Ad Astra Makes Visits With NASA

By Keith Cowing
NASA Watch
September 16, 2019
Filed under

Ad Astra: A Conversation with Brad Pitt, James Gray and NASA Officials
“Join us for a special evening with Brad Pitt as he discusses his new film Ad Astra. He will be joined by writer and director James Gray as well as NASA officials, Dr. Sarah Noble and Lindsay Aitchison. Ad Astra is a science fiction, adventure film that was created with the intention of presenting “the most realistic depiction of space travel that’s been put in a movie” to date. The filmmakers worked with experts to fully capture and convey the dynamism and power of the astronaut experience in outer space. The conversation will be moderated by Washington Post Film Critic Ann Hornaday.”
Brad Pitt to Speak with NASA Astronaut on Space Station about Artemis Program
“Pitt’s Earth-to-space call will air live at 11:35 a.m.
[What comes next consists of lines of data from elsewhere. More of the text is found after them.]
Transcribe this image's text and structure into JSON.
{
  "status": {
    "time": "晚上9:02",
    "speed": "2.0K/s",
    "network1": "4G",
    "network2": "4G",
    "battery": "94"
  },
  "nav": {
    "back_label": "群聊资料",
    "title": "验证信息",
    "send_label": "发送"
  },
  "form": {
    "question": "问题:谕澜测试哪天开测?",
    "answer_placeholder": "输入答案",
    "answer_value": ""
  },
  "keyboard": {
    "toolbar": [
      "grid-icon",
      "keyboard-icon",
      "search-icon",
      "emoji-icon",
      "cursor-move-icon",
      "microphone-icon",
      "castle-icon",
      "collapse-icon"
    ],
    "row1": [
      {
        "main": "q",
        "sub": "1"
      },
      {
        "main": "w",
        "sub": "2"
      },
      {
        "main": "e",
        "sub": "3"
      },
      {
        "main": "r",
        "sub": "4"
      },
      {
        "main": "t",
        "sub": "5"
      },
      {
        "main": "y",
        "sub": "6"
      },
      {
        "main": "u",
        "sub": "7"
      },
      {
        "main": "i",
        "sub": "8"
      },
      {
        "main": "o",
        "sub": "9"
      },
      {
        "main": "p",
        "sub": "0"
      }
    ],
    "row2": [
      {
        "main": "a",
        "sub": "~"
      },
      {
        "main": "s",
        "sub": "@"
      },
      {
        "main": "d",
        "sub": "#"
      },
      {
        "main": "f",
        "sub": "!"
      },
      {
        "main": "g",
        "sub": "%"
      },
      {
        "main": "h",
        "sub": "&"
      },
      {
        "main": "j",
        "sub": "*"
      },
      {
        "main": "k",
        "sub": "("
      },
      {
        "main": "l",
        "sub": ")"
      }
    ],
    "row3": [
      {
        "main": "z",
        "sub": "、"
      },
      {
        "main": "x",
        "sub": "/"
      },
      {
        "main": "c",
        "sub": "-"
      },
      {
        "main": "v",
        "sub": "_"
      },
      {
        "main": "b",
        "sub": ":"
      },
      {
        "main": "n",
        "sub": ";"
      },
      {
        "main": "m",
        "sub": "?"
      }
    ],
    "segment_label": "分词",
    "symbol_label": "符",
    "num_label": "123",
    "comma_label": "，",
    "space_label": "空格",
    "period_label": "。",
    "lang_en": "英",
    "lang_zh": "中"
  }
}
EDT Monday, Sept. 16 on NASA Television and the agency’s website. … “We reviewed a script of Ad Astra early in production,” said Bert Ulrich, the agency’s liaison for film and TV collaborations at NASA Headquarters in Washington. “Although there was no NASA storyline, we provided some of the exciting images and footage for the film especially of the Moon and Mars. Sci-fi films like Ad Astra, the Martian, Interstellar, and Gravity take movie audiences out of this world incorporating some of NASA’s most inspirational photography and footage.”

NASA Watch founder, Explorers Club Fellow, ex-NASA, Away Teams, Journalist, Space & Astrobiology, Lapsed climber.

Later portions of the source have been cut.